"We won't have nothin' to do with the ten-cent party," the Oracle said, as soon as Winny was so far away that he could not hear. "If the girls had come to us an' asked what we thought of it, then p'rhaps we'd gone in with 'em; but instead of that they fixed the thing up to suit themselves, an' then told us what they was going to do. Now they can have their party, and Win Curtis will be the only feller there."
It is safe to say that fully half the boys wished to go to Aggie Morrell's, and that nearly every one would have been pleased to have done something towards helping poor old aunt Betsey; but Si had said that it must not be.
" But what'll we do to get even? " asked Lute Hubbard, anxiously. "We shall have to get up something that'll be better than the party."
"I guess that won't be very hard to do," replied Si, loftily. "If I couldn't get up a better kind of a time than following girls 'round by their apron - strings! We'll each of us put in twenty-five cents to hire Grout's two-horse sleigh, an' go on a ride to Bucksport for all day."
There was no question but that Si was right. A ride to Bucksport in Mr. Grout's handsome sleigh was the one thing the boys could enjoy, and for the moment all desire to go to the party was forgotten. Each boy pledged himself to raise twenty-five cents, and with some little difficulty in "counting noses," after which Si laboriously figured up the total amount, it was learned that they would not only have money enough to hire the sleigh and horses, but there would be a surplus sufficient to buy such a goodly supply of candy and nuts as would make a really respectable feast.
"' Now that's all right, an' we'll have the sleighride," Si said; "but we've got to fix it with the girls. Let's go back to the schoolhouse, an' I'll write a letter to Ag Morrell that'll show her she can't make us do just what she thinks best."
"What's the use of writin' her a letter?" asked Tom Hardy, who wanted to get home in time to do his chores before dark. " We can tell her in the mornin' that we hain't goin' to the party, an' that will settle it."

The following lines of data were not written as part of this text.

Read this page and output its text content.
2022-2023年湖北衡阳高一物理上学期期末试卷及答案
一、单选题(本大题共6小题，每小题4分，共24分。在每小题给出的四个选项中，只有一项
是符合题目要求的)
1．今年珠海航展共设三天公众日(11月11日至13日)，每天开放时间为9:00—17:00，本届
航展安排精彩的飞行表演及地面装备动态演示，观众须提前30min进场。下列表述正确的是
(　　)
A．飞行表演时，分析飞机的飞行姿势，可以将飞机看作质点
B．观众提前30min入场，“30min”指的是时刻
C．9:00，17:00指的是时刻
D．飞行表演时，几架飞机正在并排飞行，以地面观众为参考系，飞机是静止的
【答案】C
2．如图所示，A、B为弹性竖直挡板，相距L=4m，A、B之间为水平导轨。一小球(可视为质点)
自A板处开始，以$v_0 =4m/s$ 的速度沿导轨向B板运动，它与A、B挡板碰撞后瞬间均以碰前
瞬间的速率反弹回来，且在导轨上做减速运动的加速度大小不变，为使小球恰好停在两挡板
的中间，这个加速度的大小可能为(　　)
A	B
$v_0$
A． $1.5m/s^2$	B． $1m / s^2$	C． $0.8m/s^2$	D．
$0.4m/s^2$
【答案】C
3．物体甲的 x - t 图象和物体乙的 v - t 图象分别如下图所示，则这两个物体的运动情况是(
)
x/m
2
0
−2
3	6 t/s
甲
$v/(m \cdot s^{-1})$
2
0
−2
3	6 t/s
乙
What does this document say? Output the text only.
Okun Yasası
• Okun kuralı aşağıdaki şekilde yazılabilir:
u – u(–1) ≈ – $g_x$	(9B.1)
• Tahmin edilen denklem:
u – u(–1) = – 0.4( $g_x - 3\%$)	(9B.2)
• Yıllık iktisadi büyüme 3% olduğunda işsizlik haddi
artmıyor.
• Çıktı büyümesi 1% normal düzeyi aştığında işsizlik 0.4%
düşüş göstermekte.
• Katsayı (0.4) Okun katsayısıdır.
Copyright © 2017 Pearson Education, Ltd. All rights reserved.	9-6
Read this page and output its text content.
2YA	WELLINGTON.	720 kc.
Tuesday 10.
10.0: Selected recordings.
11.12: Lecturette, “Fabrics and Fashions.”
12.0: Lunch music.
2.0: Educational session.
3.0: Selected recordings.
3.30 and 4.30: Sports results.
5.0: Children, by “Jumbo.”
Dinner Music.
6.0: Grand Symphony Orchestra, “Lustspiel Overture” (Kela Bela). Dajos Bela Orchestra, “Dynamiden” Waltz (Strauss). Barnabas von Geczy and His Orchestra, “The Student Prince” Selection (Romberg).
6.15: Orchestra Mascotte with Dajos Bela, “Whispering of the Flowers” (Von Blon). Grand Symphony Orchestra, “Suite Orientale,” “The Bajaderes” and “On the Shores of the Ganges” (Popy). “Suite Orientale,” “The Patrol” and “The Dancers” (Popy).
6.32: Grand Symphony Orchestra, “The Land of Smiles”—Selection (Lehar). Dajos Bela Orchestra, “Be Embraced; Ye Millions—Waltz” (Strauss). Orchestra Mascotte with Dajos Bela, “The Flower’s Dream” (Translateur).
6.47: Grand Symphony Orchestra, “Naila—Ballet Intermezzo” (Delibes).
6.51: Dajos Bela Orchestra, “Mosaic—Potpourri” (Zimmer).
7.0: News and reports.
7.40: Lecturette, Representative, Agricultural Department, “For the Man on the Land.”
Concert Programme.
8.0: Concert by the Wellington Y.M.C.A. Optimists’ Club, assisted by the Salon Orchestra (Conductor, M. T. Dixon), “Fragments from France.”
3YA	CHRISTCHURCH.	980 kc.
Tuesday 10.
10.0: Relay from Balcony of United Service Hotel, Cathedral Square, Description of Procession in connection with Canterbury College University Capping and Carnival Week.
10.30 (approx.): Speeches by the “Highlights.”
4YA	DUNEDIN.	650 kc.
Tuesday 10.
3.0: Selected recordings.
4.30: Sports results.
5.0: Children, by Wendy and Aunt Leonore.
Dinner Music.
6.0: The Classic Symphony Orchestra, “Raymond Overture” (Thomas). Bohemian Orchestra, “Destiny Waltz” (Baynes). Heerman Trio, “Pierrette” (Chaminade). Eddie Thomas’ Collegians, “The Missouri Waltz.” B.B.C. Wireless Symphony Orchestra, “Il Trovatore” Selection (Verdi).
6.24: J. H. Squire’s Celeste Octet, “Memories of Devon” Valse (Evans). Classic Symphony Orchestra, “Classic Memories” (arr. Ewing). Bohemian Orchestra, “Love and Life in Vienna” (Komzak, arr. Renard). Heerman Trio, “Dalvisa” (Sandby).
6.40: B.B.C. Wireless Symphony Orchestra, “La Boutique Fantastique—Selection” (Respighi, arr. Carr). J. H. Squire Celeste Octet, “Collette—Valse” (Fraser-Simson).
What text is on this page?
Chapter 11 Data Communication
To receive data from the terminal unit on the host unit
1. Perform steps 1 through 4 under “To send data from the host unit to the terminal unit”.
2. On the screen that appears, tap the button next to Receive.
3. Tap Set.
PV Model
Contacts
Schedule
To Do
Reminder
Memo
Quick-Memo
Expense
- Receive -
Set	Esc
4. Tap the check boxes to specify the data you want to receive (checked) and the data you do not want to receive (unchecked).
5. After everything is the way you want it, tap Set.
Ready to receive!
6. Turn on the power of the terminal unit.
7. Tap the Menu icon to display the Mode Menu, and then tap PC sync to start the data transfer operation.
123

" We'll write the letter," said Si, with the air of one who does not allow himself to be contradicted. "We've got to let the girls know that they can't do jest what they want to with us, an' I now's the time to do it."
Then Si led the way back to the schoolhouse, knowing that every boy would follow him; and while Deacon Littlefield was making his preparations to leave for the night, Master Kelly wrote a letter to Aggie. The composition and writing required no little amount of time and labor, for if Si was the leader of the school, he was not a remarkably brilliant scholar, and he was forced to pucker his brows and bite his tongue a good many times before it was completed.
"There," he said, as he handed it to Tom Hardy, after he had tried unsuccessfully to wipe off a large blot of ink with his coat sleeve, "read that out loud, an' if it won't show them girls that they can't do jest what they want to, then I don't know what will."